Script & Layouts: Phil Jimenez
Finishes: Matt Santorelli
Pencils/Inks: Jack Herbert (pages 6-16)
Letters: Josh Reed
Superwoman #7 concludes the Who Killed Superwoman storyline that began in issue #1. Phil Jimenez once again proves that he is not only an excellent artist but also a solid storyteller as he has weaved this cliffhanger laden story from start to finish with the skill of a concimate comic pro. When Superwoman began there were grumblings of a bait and switch. So much of the early promotion and even the cover to issue #1 promoted the book as the New 52 Lois Lane being the star of the book only to have Lana Lang become the principal protagonist by Superwoman #2. Yet those readers who decided to stay with it, which everyone should have, have been part of an escalating adventure that culminates with this issue but in classic comic book storytelling leaves enough questions to bring the readers back.

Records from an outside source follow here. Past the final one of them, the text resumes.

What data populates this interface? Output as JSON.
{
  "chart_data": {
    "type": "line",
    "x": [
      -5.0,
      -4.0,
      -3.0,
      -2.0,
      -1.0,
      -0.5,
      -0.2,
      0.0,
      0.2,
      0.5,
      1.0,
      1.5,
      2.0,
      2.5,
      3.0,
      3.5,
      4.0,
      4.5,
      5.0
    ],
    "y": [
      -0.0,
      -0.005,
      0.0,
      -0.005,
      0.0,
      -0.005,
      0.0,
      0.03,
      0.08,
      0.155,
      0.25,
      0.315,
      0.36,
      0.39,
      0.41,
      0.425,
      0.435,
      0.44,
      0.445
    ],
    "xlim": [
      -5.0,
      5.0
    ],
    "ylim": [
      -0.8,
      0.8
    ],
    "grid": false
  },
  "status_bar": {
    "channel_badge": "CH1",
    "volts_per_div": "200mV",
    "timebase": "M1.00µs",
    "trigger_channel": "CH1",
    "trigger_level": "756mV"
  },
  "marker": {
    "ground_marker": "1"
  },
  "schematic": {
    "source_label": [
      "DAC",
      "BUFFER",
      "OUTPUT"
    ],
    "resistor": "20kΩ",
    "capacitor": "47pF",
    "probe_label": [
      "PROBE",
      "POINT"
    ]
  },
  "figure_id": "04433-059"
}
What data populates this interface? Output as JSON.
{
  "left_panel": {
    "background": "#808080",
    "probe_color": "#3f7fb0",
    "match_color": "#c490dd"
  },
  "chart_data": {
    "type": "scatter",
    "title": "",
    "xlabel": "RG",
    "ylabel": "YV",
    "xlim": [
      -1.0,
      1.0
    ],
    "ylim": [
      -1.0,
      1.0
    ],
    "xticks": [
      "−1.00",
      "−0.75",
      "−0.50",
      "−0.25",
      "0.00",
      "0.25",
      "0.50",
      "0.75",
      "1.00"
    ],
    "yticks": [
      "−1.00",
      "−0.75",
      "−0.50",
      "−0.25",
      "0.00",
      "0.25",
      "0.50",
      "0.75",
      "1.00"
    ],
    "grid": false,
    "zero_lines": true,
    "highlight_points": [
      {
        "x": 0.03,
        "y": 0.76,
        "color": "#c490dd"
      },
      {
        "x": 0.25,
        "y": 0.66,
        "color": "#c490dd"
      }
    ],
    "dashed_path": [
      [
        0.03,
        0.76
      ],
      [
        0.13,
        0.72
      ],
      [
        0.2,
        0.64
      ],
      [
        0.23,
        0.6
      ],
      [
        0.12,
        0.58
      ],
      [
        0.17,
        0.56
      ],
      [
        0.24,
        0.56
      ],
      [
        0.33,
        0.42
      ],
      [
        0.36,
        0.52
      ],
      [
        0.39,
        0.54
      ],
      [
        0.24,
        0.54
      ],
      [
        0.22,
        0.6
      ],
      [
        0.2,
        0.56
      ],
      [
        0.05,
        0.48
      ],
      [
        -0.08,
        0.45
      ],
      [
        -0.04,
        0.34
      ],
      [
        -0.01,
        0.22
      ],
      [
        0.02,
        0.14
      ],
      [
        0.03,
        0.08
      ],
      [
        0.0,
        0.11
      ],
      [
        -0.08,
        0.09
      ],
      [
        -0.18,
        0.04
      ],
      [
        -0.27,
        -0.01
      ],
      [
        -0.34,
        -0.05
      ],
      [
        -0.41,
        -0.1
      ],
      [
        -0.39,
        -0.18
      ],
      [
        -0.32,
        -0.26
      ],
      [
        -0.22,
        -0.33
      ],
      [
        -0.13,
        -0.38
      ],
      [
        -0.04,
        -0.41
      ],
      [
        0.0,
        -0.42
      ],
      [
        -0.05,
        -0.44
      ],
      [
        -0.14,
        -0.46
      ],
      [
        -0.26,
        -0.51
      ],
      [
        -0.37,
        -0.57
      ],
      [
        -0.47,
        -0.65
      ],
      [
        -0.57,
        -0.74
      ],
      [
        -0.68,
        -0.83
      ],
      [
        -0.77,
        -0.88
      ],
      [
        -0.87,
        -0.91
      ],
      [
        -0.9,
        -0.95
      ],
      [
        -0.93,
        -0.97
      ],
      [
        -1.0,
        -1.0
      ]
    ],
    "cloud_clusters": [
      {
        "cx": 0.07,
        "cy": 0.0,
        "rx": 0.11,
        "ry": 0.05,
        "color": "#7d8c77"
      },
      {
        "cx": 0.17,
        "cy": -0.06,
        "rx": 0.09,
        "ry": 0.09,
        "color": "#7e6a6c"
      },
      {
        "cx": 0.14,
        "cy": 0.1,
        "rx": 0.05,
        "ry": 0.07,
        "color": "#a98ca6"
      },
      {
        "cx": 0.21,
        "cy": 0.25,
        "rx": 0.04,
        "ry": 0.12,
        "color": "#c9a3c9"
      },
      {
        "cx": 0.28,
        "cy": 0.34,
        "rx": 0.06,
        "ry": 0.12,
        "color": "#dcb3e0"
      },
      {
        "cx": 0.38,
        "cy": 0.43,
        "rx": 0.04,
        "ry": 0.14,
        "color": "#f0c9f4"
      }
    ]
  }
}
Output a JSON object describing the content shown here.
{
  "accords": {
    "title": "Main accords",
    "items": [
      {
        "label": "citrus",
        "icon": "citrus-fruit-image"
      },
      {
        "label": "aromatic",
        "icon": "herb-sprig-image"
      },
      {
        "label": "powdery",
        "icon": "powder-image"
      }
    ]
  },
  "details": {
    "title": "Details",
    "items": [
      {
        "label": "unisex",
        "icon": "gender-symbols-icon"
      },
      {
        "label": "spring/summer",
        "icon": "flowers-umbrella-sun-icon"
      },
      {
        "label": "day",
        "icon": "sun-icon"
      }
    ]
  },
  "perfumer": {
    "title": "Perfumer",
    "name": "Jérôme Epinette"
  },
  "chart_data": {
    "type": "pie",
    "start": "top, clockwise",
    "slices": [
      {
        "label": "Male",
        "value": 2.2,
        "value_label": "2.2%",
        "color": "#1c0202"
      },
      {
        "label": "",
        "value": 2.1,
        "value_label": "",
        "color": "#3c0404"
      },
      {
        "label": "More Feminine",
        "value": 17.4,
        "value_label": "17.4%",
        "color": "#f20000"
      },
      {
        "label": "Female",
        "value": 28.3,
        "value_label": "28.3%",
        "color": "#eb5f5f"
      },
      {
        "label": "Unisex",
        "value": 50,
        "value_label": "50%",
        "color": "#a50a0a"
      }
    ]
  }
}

What I have loved about Superwoman is that it has felt like a classic comic book. In that I mean that the book is dense, as Phil Jimenez isn’t afraid to put a lot of detail into his layouts nor is he afraid of dialogue and caption boxes. Superwoman #7 continued this style and amplified it with several full page spreads and a lot of detailed action sequence as everything that has been set up over the previous six issues comes to a head.

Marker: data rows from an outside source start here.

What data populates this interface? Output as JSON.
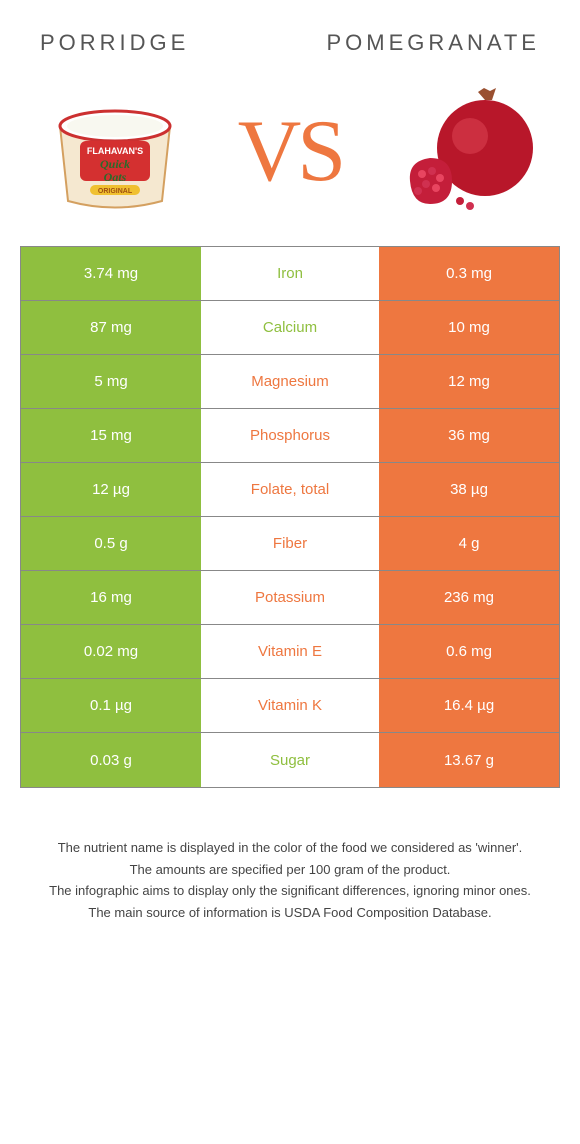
{
  "header": {
    "left": "PORRIDGE",
    "right": "POMEGRANATE"
  },
  "vs_label": "VS",
  "colors": {
    "left": "#8fbf3f",
    "right": "#ee7740",
    "mid_bg": "#ffffff",
    "border": "#888888"
  },
  "rows": [
    {
      "left": "3.74 mg",
      "mid": "Iron",
      "right": "0.3 mg",
      "winner": "left"
    },
    {
      "left": "87 mg",
      "mid": "Calcium",
      "right": "10 mg",
      "winner": "left"
    },
    {
      "left": "5 mg",
      "mid": "Magnesium",
      "right": "12 mg",
      "winner": "right"
    },
    {
      "left": "15 mg",
      "mid": "Phosphorus",
      "right": "36 mg",
      "winner": "right"
    },
    {
      "left": "12 µg",
      "mid": "Folate, total",
      "right": "38 µg",
      "winner": "right"
    },
    {
      "left": "0.5 g",
      "mid": "Fiber",
      "right": "4 g",
      "winner": "right"
    },
    {
      "left": "16 mg",
      "mid": "Potassium",
      "right": "236 mg",
      "winner": "right"
    },
    {
      "left": "0.02 mg",
      "mid": "Vitamin E",
      "right": "0.6 mg",
      "winner": "right"
    },
    {
      "left": "0.1 µg",
      "mid": "Vitamin K",
      "right": "16.4 µg",
      "winner": "right"
    },
    {
      "left": "0.03 g",
      "mid": "Sugar",
      "right": "13.67 g",
      "winner": "left"
    }
  ],
  "footer": [
    "The nutrient name is displayed in the color of the food we considered as 'winner'.",
    "The amounts are specified per 100 gram of the product.",
    "The infographic aims to display only the significant differences, ignoring minor ones.",
    "The main source of information is USDA Food Composition Database."
  ]
}
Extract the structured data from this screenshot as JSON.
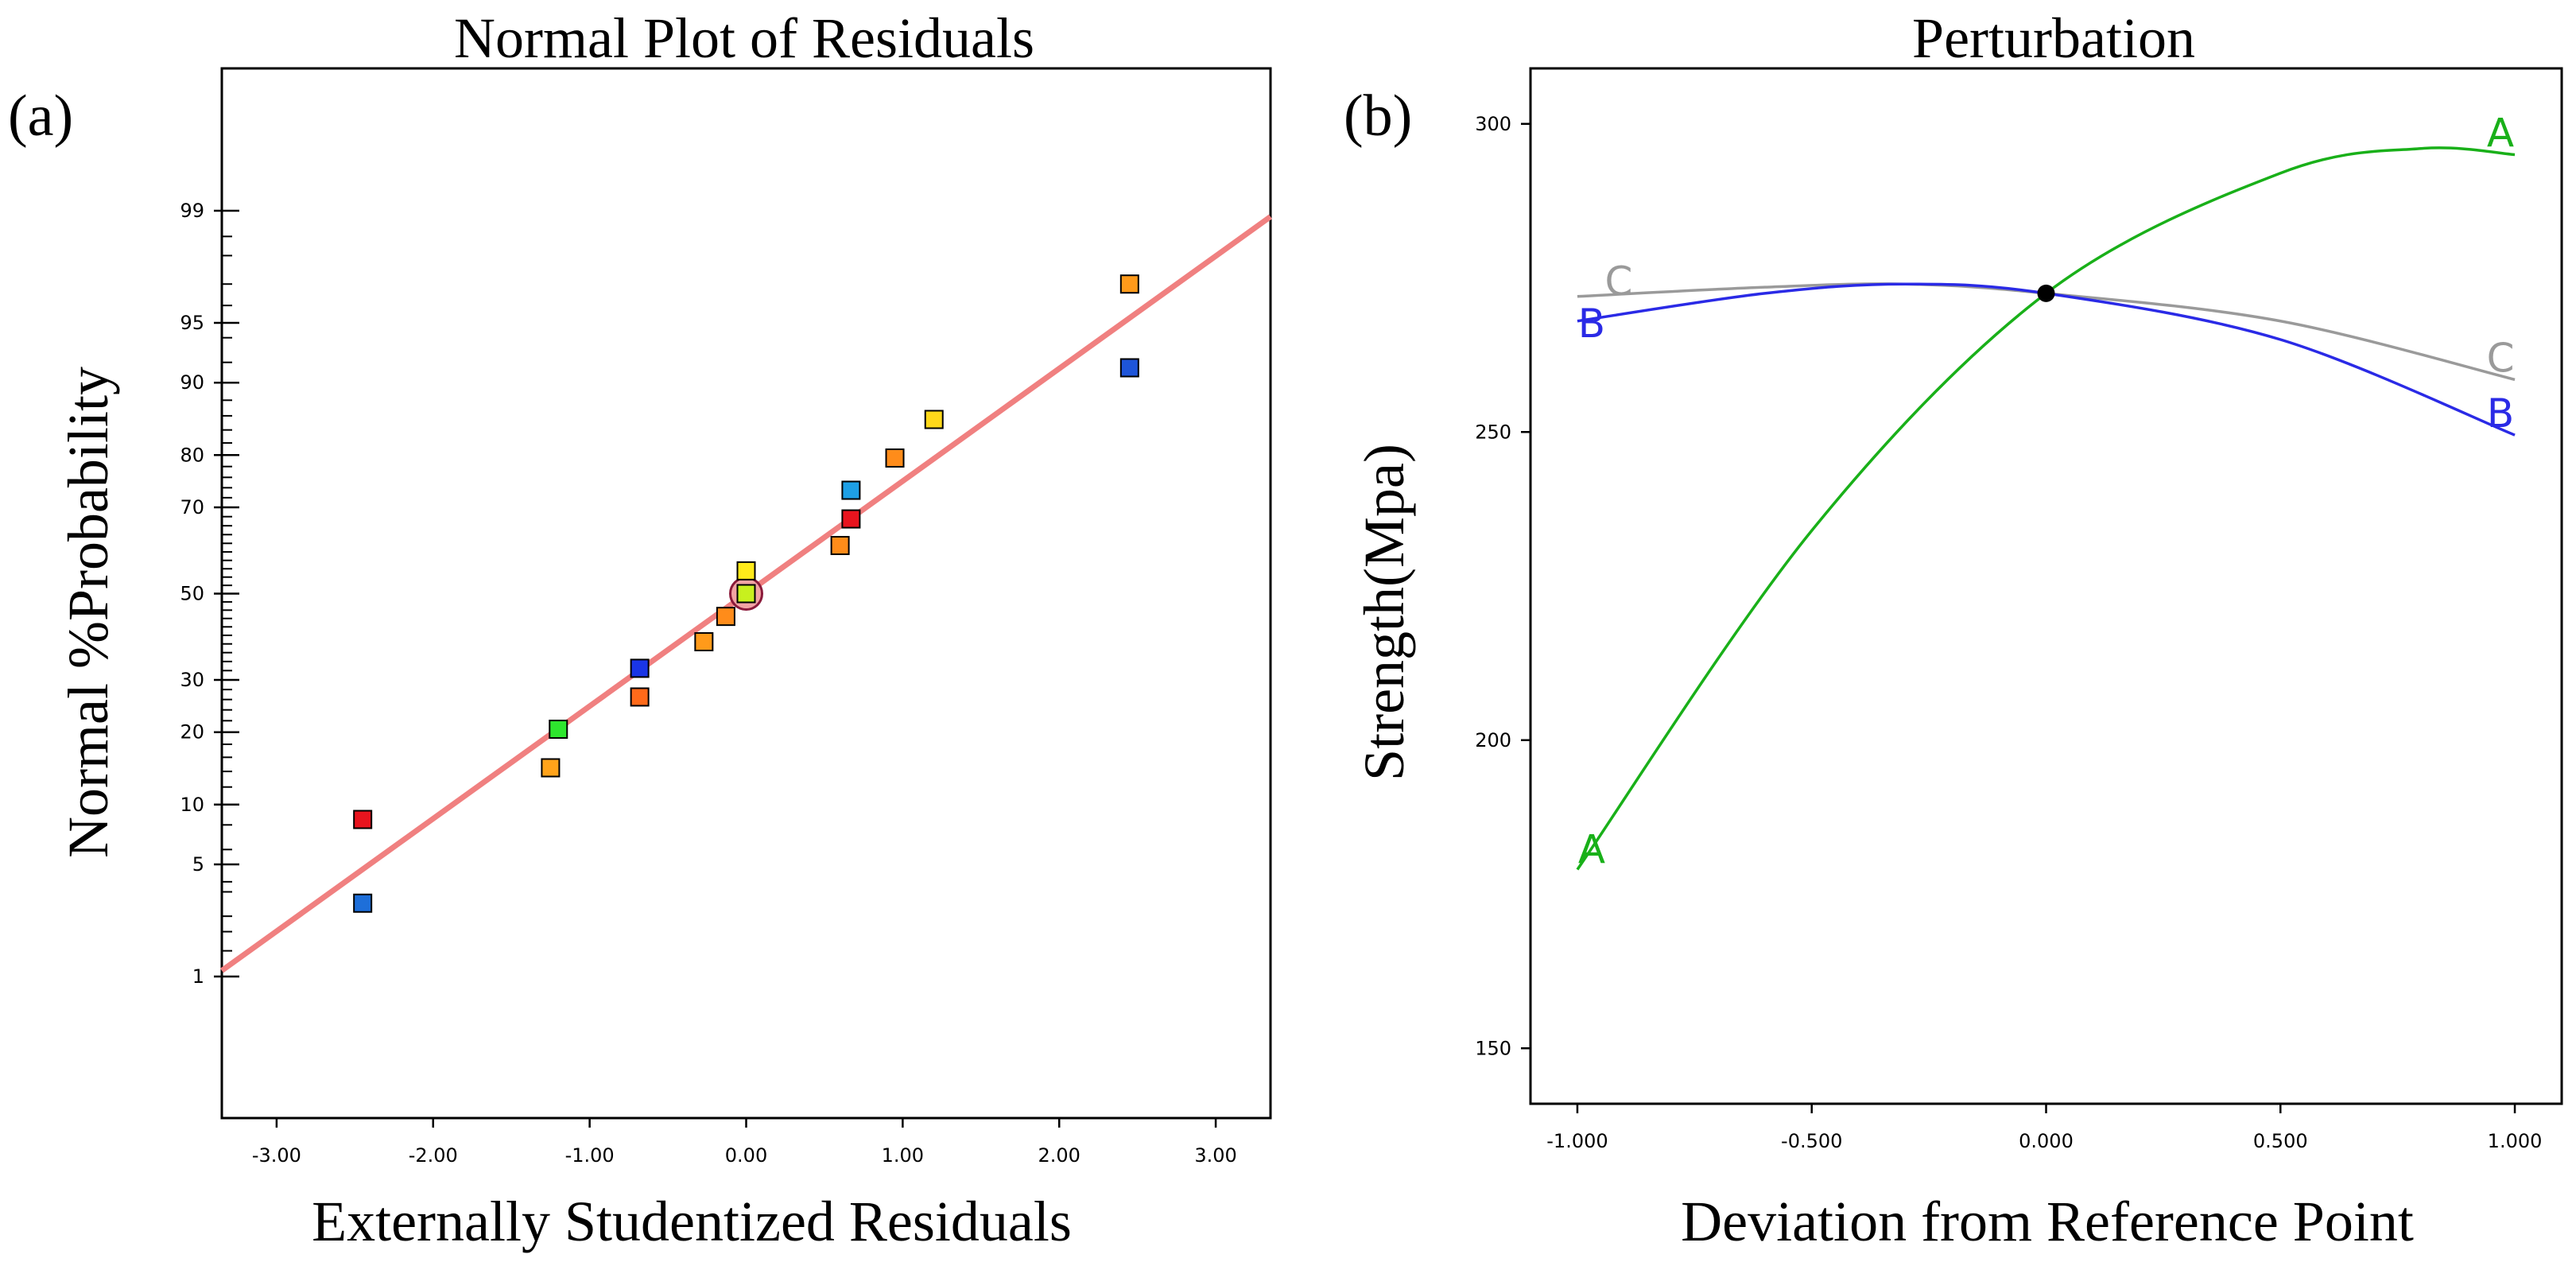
{
  "chart_data": [
    {
      "type": "scatter",
      "panel_label": "(a)",
      "title": "Normal Plot of Residuals",
      "xlabel": "Externally Studentized Residuals",
      "ylabel": "Normal %Probability",
      "xlim": [
        -3.35,
        3.35
      ],
      "x_ticks": [
        -3,
        -2,
        -1,
        0,
        1,
        2,
        3
      ],
      "x_tick_labels": [
        "-3.00",
        "-2.00",
        "-1.00",
        "0.00",
        "1.00",
        "2.00",
        "3.00"
      ],
      "y_scale": "normal-probability",
      "y_ticks": [
        1,
        5,
        10,
        20,
        30,
        50,
        70,
        80,
        90,
        95,
        99
      ],
      "y_tick_labels": [
        "1",
        "5",
        "10",
        "20",
        "30",
        "50",
        "70",
        "80",
        "90",
        "95",
        "99"
      ],
      "grid": false,
      "fit_line": {
        "color": "#f08080",
        "x": [
          -3.35,
          3.35
        ],
        "y": [
          1.1,
          98.9
        ]
      },
      "points": [
        {
          "x": -2.45,
          "y": 3,
          "color": "#1e6fd9"
        },
        {
          "x": -2.45,
          "y": 8.5,
          "color": "#e8141e"
        },
        {
          "x": -1.25,
          "y": 14.5,
          "color": "#ffa31a"
        },
        {
          "x": -1.2,
          "y": 20.5,
          "color": "#2ee62e"
        },
        {
          "x": -0.68,
          "y": 26.5,
          "color": "#ff6a1a"
        },
        {
          "x": -0.68,
          "y": 32.5,
          "color": "#1a35e6"
        },
        {
          "x": -0.27,
          "y": 38.5,
          "color": "#ff9a1a"
        },
        {
          "x": -0.13,
          "y": 44.5,
          "color": "#ff8c1a"
        },
        {
          "x": 0.0,
          "y": 50,
          "color": "#c8f01e",
          "highlight": true
        },
        {
          "x": 0.0,
          "y": 55.5,
          "color": "#ffea1a"
        },
        {
          "x": 0.6,
          "y": 61.5,
          "color": "#ff8c1a"
        },
        {
          "x": 0.67,
          "y": 67.5,
          "color": "#e8141e"
        },
        {
          "x": 0.67,
          "y": 73.5,
          "color": "#1ea0e6"
        },
        {
          "x": 0.95,
          "y": 79.5,
          "color": "#ff8c1a"
        },
        {
          "x": 1.2,
          "y": 85.5,
          "color": "#ffd81a"
        },
        {
          "x": 2.45,
          "y": 91.5,
          "color": "#1e55d9"
        },
        {
          "x": 2.45,
          "y": 97,
          "color": "#ff9a1a"
        }
      ]
    },
    {
      "type": "line",
      "panel_label": "(b)",
      "title": "Perturbation",
      "xlabel": "Deviation from Reference Point",
      "ylabel": "Strength(Mpa)",
      "xlim": [
        -1.1,
        1.1
      ],
      "ylim": [
        141,
        309
      ],
      "x_ticks": [
        -1,
        -0.5,
        0,
        0.5,
        1
      ],
      "x_tick_labels": [
        "-1.000",
        "-0.500",
        "0.000",
        "0.500",
        "1.000"
      ],
      "y_ticks": [
        150,
        200,
        250,
        300
      ],
      "y_tick_labels": [
        "150",
        "200",
        "250",
        "300"
      ],
      "grid": false,
      "reference_point": {
        "x": 0,
        "y": 272.5
      },
      "series": [
        {
          "name": "A",
          "color": "#19b019",
          "x": [
            -1,
            -0.5,
            0,
            0.5,
            0.8,
            1
          ],
          "y": [
            179,
            234,
            272.5,
            292,
            296,
            295
          ]
        },
        {
          "name": "B",
          "color": "#2a2ae6",
          "x": [
            -1,
            -0.6,
            -0.3,
            0,
            0.5,
            1
          ],
          "y": [
            268,
            272.5,
            274,
            272.5,
            265,
            249.5
          ]
        },
        {
          "name": "C",
          "color": "#9a9a9a",
          "x": [
            -1,
            -0.6,
            -0.3,
            0,
            0.5,
            1
          ],
          "y": [
            272,
            273.5,
            274,
            272.5,
            268,
            258.5
          ]
        }
      ]
    }
  ]
}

Superwoman #7 is jammed full of story as Metropolis is once again threatened with disaster, this time by Lena Luthor, who over the past few issues has donned a enormous green battle suit in the style of her brother Lex’s classic green armor, and has made it her goal to destroy her brother and his legacy. Calling herself Ultrawoman Lena has taken control of the Gestalt, Lex’s flying battle fortress, as well as his skyscraper and unleashed a legion of bizzaro Ultrawoman, cloned from the Earth 3 Ultrawoman, upon Metropolis. Superwoman has invaded Luthorcorp to rescue Lex, as she is convinced he is the only one who can stop his sister. A turncoat bizzaro known as B-Zero-S AKA Bizaress, Lex’s personal assistant Mercy, the Atomic Skull, and the ghost of Lois Lane join Superwoman on her rescue mission and subsequent confrontation with Ultrawoman. On the other side of town Steel, his niece Natasha and an assortment of longtime Superman supporting characters as well as some new faces defend the city until Superwoman can save the day. In lesser hands this book could have devolved into a jumbled mess but with Jimenez guiding the story it has incredible pacing and some really wonderful statements on society mixed in with it’s super hero action.

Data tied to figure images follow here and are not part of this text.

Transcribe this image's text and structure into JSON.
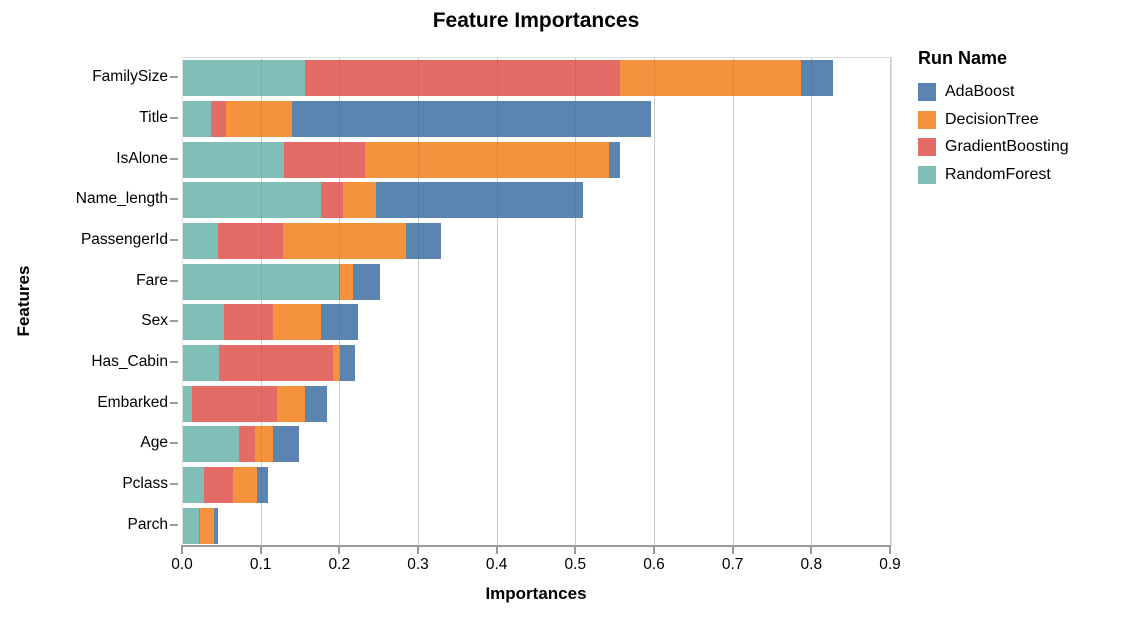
{
  "title": "Feature Importances",
  "axes": {
    "x_title": "Importances",
    "y_title": "Features"
  },
  "legend": {
    "title": "Run Name",
    "entries": [
      "AdaBoost",
      "DecisionTree",
      "GradientBoosting",
      "RandomForest"
    ]
  },
  "chart_data": {
    "type": "bar",
    "orientation": "horizontal",
    "stacked": true,
    "title": "Feature Importances",
    "xlabel": "Importances",
    "ylabel": "Features",
    "xlim": [
      0,
      0.9
    ],
    "x_ticks": [
      0.0,
      0.1,
      0.2,
      0.3,
      0.4,
      0.5,
      0.6,
      0.7,
      0.8,
      0.9
    ],
    "grid": true,
    "legend_position": "right",
    "legend_title": "Run Name",
    "categories": [
      "FamilySize",
      "Title",
      "IsAlone",
      "Name_length",
      "PassengerId",
      "Fare",
      "Sex",
      "Has_Cabin",
      "Embarked",
      "Age",
      "Pclass",
      "Parch"
    ],
    "series": [
      {
        "name": "RandomForest",
        "color": "#7fbfb8",
        "values": [
          0.155,
          0.035,
          0.129,
          0.175,
          0.045,
          0.198,
          0.052,
          0.046,
          0.011,
          0.071,
          0.027,
          0.02
        ]
      },
      {
        "name": "GradientBoosting",
        "color": "#e56b66",
        "values": [
          0.401,
          0.02,
          0.102,
          0.028,
          0.082,
          0.001,
          0.062,
          0.145,
          0.109,
          0.021,
          0.037,
          0.001
        ]
      },
      {
        "name": "DecisionTree",
        "color": "#f5923e",
        "values": [
          0.229,
          0.083,
          0.311,
          0.042,
          0.157,
          0.017,
          0.061,
          0.009,
          0.035,
          0.022,
          0.03,
          0.018
        ]
      },
      {
        "name": "AdaBoost",
        "color": "#5b84b1",
        "values": [
          0.041,
          0.457,
          0.014,
          0.264,
          0.044,
          0.035,
          0.048,
          0.019,
          0.028,
          0.034,
          0.014,
          0.006
        ]
      }
    ],
    "totals": [
      0.826,
      0.595,
      0.556,
      0.509,
      0.328,
      0.251,
      0.223,
      0.219,
      0.183,
      0.148,
      0.108,
      0.045
    ]
  }
}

It’s nice to see Phil Jimenez back at DC on some of their classic characters. I remember his run on Wonder Woman fondly and he is doing some wonderful things with Superwoman as well that I hope will continue. Unfortunately he doesn’t do all of the artwork in this book but is joined by finisher Matt Santorelli and penciler/inker Jack Herbert who draws half the issue but it is a seamless transition as Herbert’s style matches Jimenez’s perfectly. I’m not familiar with Jack Herbert’s art before this issue but what I saw I like and hopefully we see some more of it in the future. I thought early in the run Santorelli’s inks were a little to thick and dark on Jimenez’s classic lines but over the past few issues the two have really started to meld and the book has looked amazing. I’m hoping to see more from this team on this book for some time, although they are not in the most recent solicitations but I am hoping that is just for the Superman crossover event this spring and Jimenez and company is back this summer but if not this was a fun seven issue story and one I will look back on fondly.
Verdict: Buy! Superwoman feels like a classic super hero story in modern times. It is dense and well thought out with a beautiful message. It is nice to see the classic interpretations of Superman’s supporting cast as they align themselves with Metropolis’s newest hero.